Final decade for UK’s coal plants

By 2025 the remaining UK coal-fired power stations are to be shut, and by 2023 restricted (currently coal provides 28% of the UK’s electricity). The government’s new energy strategy is welcomed by some, however there is still criticism with regards to the closure of renewable subsidy schemes for wind and solar, as Ms Rudd believe that the renewables budget had been “way overspent”. The new direction for energy policy will be directed on new gas-fired power stations that will be built over the next 10 years. In the light of the recent negotiations between China and the UK in terms of new nuclear investments (Wylfa Wales and Moorside Cumbria), new nuclear power stations are vital to the government’s policy – they could provide up to a third of low carbon electricity throughout the UK in the next decade. The statistics from the Department of Energy and Climate Change clearly show that the UK remains reliant on fossil fuels for 60% of its electricity and a total of 85% of its total energy needs. 60% does not look promising if the UK would like to become a near-zero carbon economy as it has been planning.
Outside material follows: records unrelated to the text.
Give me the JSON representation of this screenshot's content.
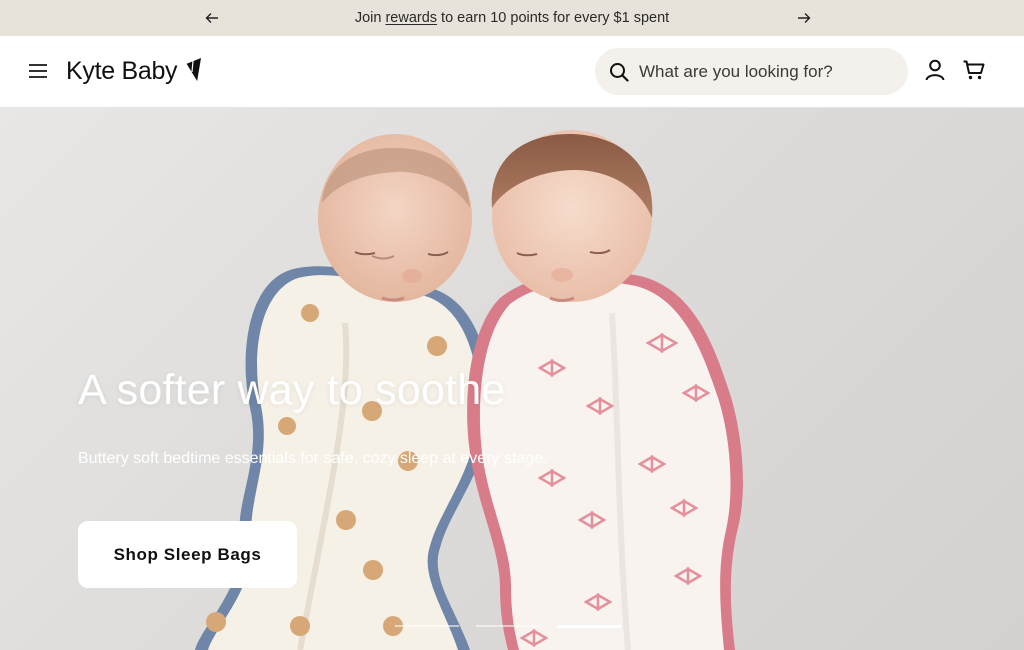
{
  "announcement": {
    "prefix": "Join ",
    "link": "rewards",
    "suffix": " to earn 10 points for every $1 spent",
    "prev_icon": "arrow-left-icon",
    "next_icon": "arrow-right-icon"
  },
  "header": {
    "logo_text": "Kyte Baby",
    "search_placeholder": "What are you looking for?",
    "icons": [
      "menu-icon",
      "search-icon",
      "account-icon",
      "cart-icon"
    ]
  },
  "hero": {
    "title": "A softer way to soothe",
    "subtitle": "Buttery soft bedtime essentials for safe, cozy sleep at every stage.",
    "cta": "Shop Sleep Bags",
    "slides": 3,
    "active_slide": 3
  },
  "colors": {
    "announcement_bg": "#e8e3da",
    "search_bg": "#f4f1ec",
    "hero_bg": "#dedcda",
    "trim_blue": "#6f86a8",
    "trim_pink": "#d97c8a"
  }
}
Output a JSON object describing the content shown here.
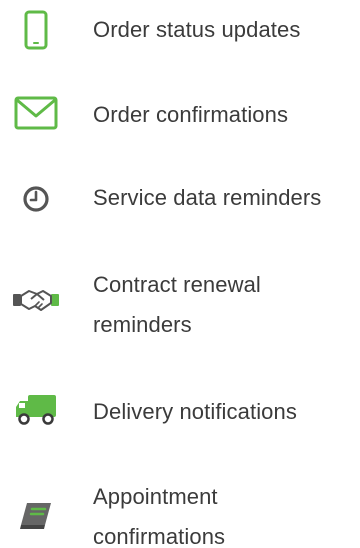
{
  "features": {
    "items": [
      {
        "icon": "smartphone-icon",
        "label": "Order status updates"
      },
      {
        "icon": "envelope-icon",
        "label": "Order confirmations"
      },
      {
        "icon": "clock-icon",
        "label": "Service data reminders"
      },
      {
        "icon": "handshake-icon",
        "label_line1": "Contract renewal",
        "label_line2": "reminders"
      },
      {
        "icon": "truck-icon",
        "label": "Delivery notifications"
      },
      {
        "icon": "book-icon",
        "label_line1": "Appointment",
        "label_line2": "confirmations"
      }
    ]
  },
  "colors": {
    "green": "#5fba47",
    "dark_gray": "#555555",
    "text": "#3b3b3b"
  }
}
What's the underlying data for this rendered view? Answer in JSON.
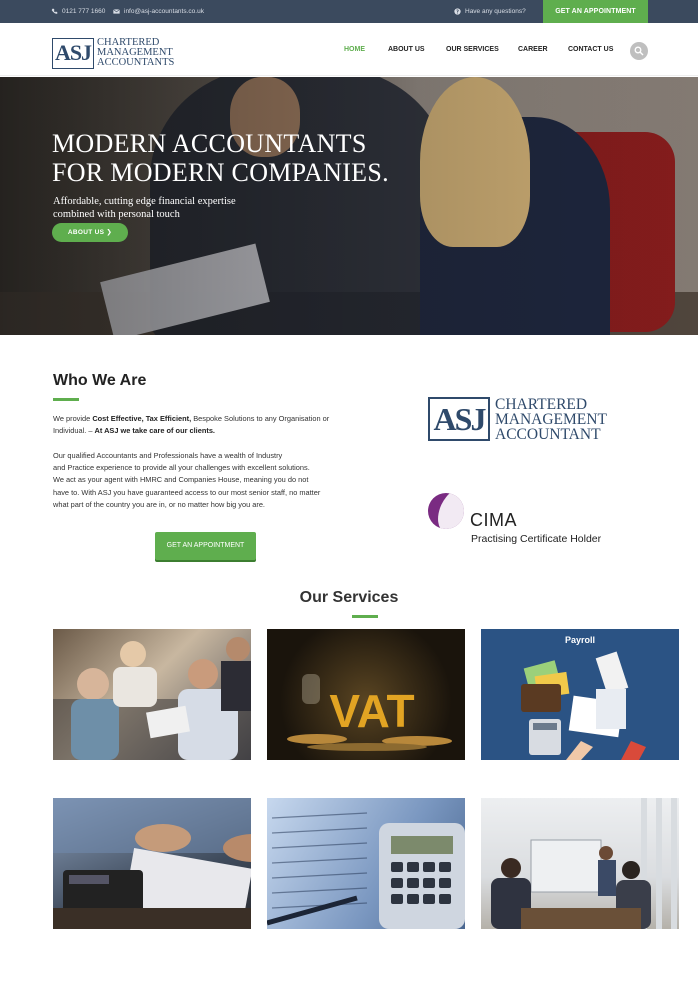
{
  "topbar": {
    "phone": "0121 777 1660",
    "email": "info@asj-accountants.co.uk",
    "questions": "Have any questions?",
    "appointment_label": "GET AN APPOINTMENT"
  },
  "header": {
    "logo_mark": "ASJ",
    "logo_lines": [
      "CHARTERED",
      "MANAGEMENT",
      "ACCOUNTANTS"
    ],
    "nav": [
      "HOME",
      "ABOUT US",
      "OUR SERVICES",
      "CAREER",
      "CONTACT US"
    ],
    "active_nav": "HOME"
  },
  "hero": {
    "title_line1": "MODERN ACCOUNTANTS",
    "title_line2": "FOR MODERN COMPANIES.",
    "sub_line1": "Affordable, cutting edge financial expertise",
    "sub_line2": "combined with personal touch",
    "button_label": "ABOUT US ❯"
  },
  "who": {
    "title": "Who We Are",
    "p1_a": "We provide ",
    "p1_b": "Cost Effective, Tax Efficient,",
    "p1_c": " Bespoke Solutions to any Organisation or",
    "p1_d": "Individual. – ",
    "p1_e": "At ASJ we take care of our clients.",
    "p2_lines": [
      "Our qualified Accountants and Professionals have a wealth of Industry",
      "and Practice experience to provide all your challenges with excellent solutions.",
      "We act as your agent with HMRC and Companies House, meaning you do not",
      "have to. With ASJ you have guaranteed access to our most senior staff, no matter",
      "what part of the country you are in, or no matter how big you are."
    ],
    "appointment_label": "GET AN APPOINTMENT"
  },
  "badges": {
    "logo_mark": "ASJ",
    "logo_lines": [
      "CHARTERED",
      "MANAGEMENT",
      "ACCOUNTANT"
    ],
    "cima_name": "CIMA",
    "cima_cert": "Practising Certificate Holder"
  },
  "services": {
    "title": "Our Services",
    "tiles": [
      {
        "label": ""
      },
      {
        "label": "VAT"
      },
      {
        "label": "Payroll"
      },
      {
        "label": ""
      },
      {
        "label": ""
      },
      {
        "label": ""
      }
    ]
  },
  "colors": {
    "accent_green": "#5fae4e",
    "topbar_navy": "#3b4a5e",
    "logo_navy": "#2f4a6b"
  }
}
The announcement comes at a time ahead of the UN Climate summit in Paris, sending a strong message to the participants that the world’s first industrialised nation will end its coal-powered industry. The international signal is strong as well as national with concerns raised about the costs consumers will face transforming the energy system. The government must work strongly in order to secure investors for the new gas plants as only one large plant is under construction today with the other only granted subsidy.
Some have gone to the lengths of comparing the plan to the version of Margaret Thatcher’s energy policy, claiming that not only will the replacement of new gas-fired power stations lock the UK into a high-carbon system but moreover it will make it almost impossible for the UK to meet its climate targets. It seems that energy security is securing its position over green energy at all costs.